Lorsque nous avons commencé à diffuser des sessions de studio en direct pour nos supporters en 2002, les technologies n’étaient pas vraiment là. Nous avions de petites caméras en plastique et nous devions y mettre beaucoup de câbles pour faire le streaming, nous avions un câble suspendu dans une cour et beaucoup de câbles USB pour assembler le tout et faire fonctionner les choses… Maintenant, le streaming est une chose tout à fait banale ; tout le monde sait ce que c’est et peut le faire avec une qualité acceptable ; si vous comparez ceci à la qualité des premiers flux directs d’enregistrements en studio pour l’album Perpetuum Mobile que nous avons fait en 2004, il est actuellement vraiment vintage.

Le fait que la décision de faire un nouvel album soit venue si soudainement et qu’elle ait été imprévue signifie-t-il que vous vouliez suspendre toutes vos activités avec Einstürzende Neubauten pendant un certain temps ?

Non, récemment nous avons été très occupés avec le groupe : nous étions en tournée. Il ne s’agissait pas de la fin du groupe. Mais si nous parlons d’un nouvel album, j’ai vraiment besoin de sentir qu’il est en moi et que j’ai besoin de faire un disque. Je dois ressentir ce besoin en moi, c’est ma façon de travailler. Sans ce sentiment, je ne peux pas aller en studio et enregistrer un album.

Einstürzende Neubauten avait l’habitude de faire de très bons clips. Vous avez des projets de vidéos pour les chansons de Alles in Allem ?

Eh bien, à l’époque où nous avions des vidéos aussi mémorables que Sabrina, nous travaillions avec des maisons de disques et il était couru qu’elles accordent des budgets  pour la création du disque et la réalisation de clips. Mais ceci n’est plus le cas, c’est pourquoi nous ne faisons plus beaucoup de vidéos dernièrement.

Mais il y aura un clip pour la chanson 10 Gram Goldie du nouvel album. Elle sortira en single en version audio et vidéo le 1er avril sur une nouvelle plate-forme de streaming sur laquelle nous travaillons, qui regroupera tous nos anciens enregistrements.
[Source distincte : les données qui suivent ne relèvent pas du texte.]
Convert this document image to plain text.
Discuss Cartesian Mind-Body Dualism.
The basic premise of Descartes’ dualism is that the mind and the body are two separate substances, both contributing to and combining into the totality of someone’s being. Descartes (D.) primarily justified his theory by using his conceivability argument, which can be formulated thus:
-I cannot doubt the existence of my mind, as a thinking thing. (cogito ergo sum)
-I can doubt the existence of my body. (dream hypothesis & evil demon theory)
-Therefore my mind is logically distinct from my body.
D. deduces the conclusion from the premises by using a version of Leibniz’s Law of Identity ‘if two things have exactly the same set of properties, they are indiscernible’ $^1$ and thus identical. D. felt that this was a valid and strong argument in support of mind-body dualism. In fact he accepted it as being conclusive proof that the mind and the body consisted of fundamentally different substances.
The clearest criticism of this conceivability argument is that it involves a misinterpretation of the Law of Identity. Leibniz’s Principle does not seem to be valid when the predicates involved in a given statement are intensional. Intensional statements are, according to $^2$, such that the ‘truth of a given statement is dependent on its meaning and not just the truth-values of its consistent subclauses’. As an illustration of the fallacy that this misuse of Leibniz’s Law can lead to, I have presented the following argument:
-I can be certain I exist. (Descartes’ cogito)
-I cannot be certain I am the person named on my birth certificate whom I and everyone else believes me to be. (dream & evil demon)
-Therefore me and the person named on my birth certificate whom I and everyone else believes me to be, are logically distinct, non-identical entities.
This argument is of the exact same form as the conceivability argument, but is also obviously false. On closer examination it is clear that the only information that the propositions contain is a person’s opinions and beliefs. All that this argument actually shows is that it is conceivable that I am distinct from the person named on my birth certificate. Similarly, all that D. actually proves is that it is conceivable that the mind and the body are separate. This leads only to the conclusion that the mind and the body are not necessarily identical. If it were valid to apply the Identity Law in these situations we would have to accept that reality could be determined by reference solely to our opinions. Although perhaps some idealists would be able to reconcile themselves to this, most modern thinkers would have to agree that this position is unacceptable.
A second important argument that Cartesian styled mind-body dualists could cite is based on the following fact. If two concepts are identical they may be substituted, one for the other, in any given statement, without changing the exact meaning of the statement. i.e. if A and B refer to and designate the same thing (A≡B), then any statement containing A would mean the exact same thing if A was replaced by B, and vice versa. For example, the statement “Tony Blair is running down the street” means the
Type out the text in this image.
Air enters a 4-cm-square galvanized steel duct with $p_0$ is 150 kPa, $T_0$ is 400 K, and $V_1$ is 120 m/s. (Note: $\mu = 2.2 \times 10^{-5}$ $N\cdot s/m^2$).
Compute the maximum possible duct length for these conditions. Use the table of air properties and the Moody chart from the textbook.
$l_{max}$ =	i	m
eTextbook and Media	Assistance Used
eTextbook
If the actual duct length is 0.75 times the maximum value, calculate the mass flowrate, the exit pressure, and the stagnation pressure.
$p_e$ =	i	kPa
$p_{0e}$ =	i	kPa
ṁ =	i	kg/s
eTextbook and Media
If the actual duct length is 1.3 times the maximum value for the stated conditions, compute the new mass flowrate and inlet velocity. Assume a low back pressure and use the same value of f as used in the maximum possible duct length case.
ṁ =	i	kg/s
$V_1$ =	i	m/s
Nous sortirons également un mois plus tard sur cette plate-forme de streaming un autre single de l’album Alles in Allem et plus tard deux titres bonus qui ne seront également disponibles qu’en édition de luxe.

Einstürzende Neubauten est connu pour être un grand innovateur sonore. Il recherche des sons uniques en utilisant différents instruments fabriqués sur mesure à partir de différents objets industriels comme la ferraille et les outils de construction. Y aura-t-il des innovations sonores surprenantes sur le nouvel album ?

Normalement, quand on commence un disque, on part en expédition dans un dépôt de ferraille. Mais les lois allemandes ont changé, elles ne permettent plus d’aller aux dépôts. C’est un vrai problème. La dernière fois, après avoir recherché des possibilités et passé de nombreux coups de fil, nous n’avons trouvé qu’un seul dépôt qui était prêt à nous laisser entrer. Mais quand nous y étions, ils ne nous ont pas laissé accéder aux objets intéressants qu’ils avaient et qui auraient pu être utiles pour créer nos objets sonores. Ils ne nous ont laissé qu’accéder au tas d’ordures : c’était un peu frustrant.

Il n’y a eu qu’une seule innovation sonore avec l’utilisation de sacs en tissu à cette fin. En fait, j’avais cette idée depuis quelques années et je m’en suis rendu compte maintenant. Pour tout le reste, nous avons dû nous fier à notre expérience de musiciens.

Vos paroles sont toujours la partie forte et sérieuse des chansons d’Einstürzende Neubauten. Est-ce que vous les écrivez rapidement dans un moment d’inspiration ou est-ce qu’il vous faut beaucoup de temps pour leur donner corps et les polir pour obtenir finalement un morceau de poésie parfait ?

Mon devoir est de prendre des notes tous les jours. En fait, dans l’édition de luxe de Alles in Allem, il y aura un livre de 100 pages avec toutes mes notes liées à l’album, des premières notes aux chansons abouties. Je ne suis pas un écrivain rapide. Je peux écrire une phrase et la suivante peut venir une semaine plus tard ; en général, la création des paroles d’une chanson prend beaucoup de temps.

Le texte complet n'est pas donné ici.